Techniques for metal speciation analysis with subnanomolar (ppt) detection limits in complex matrices, with simultaneous quantification of matrix elements, have become a necessity for investigating targets of trace metal binding to macromolecules and pigments at environmentally relevant concentrations. In this work we optimized the analysis of such metal binding in a custom-built HPLC-ICP-MS system. Key elements of the optimization were the choice of components for the metal-free HPLC-DAD system and sector-field ICP-MS detection (ICF-sfMS) with desolvating injection and optimization of sample handling. Protein analysis was done using ammonium bicarbonate buffer and size exclusion chromatography (SEC-ICP-sfMS), with possible addition of anion exchange chromatography. Detection of metal exchange in pigments (chlorophylls and bacteriochlorophylls) was based on reversed-phase chromatography with a methanol-acetone gradient and coupling to the ICP-sfMS via a dedicated organic matrix interface (RPC-ICP-sfMS). The resulting HPLC-DAD-ICP-sfMS system has detection limits in the picomolar range in protein buffer, limited by the maximal achievable purity of buffers/solvents and not by system sensitivity. Tests for method optimization showed that sonication, meant to increase protein solubilization, leads to artifacts of metal loss from metalloproteins.

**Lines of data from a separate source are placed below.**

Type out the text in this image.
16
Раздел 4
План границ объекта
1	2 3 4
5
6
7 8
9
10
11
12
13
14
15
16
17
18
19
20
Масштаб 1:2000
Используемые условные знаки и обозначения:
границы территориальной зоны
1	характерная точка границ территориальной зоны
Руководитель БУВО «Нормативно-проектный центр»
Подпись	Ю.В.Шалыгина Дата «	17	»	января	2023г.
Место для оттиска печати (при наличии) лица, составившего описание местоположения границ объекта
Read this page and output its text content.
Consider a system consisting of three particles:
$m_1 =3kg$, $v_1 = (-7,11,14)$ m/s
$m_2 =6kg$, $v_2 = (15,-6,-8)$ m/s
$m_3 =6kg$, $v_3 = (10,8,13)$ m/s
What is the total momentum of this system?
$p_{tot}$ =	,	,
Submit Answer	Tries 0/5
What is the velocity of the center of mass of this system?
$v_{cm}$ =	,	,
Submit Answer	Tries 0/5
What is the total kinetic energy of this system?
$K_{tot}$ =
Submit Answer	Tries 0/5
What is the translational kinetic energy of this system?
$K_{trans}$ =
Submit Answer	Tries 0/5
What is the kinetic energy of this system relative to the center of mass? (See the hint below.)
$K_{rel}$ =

Examples for Cd binding to soybean proteins and chlorophyll, Cr binding to Arabidopsis thaliana proteins, La binding to Desmodesmus quadricauda proteins, and Cu binding to Rhodospirillum rubrum proteins and pigments are shown. These application examples demonstrate that the system is sensitive enough to detect binding of metals to proteins and pigments at background concentration levels of typical nutrient solutions made from analytical grade chemicals, equivalent to ultratrace metal concentrations in nonpolluted environments.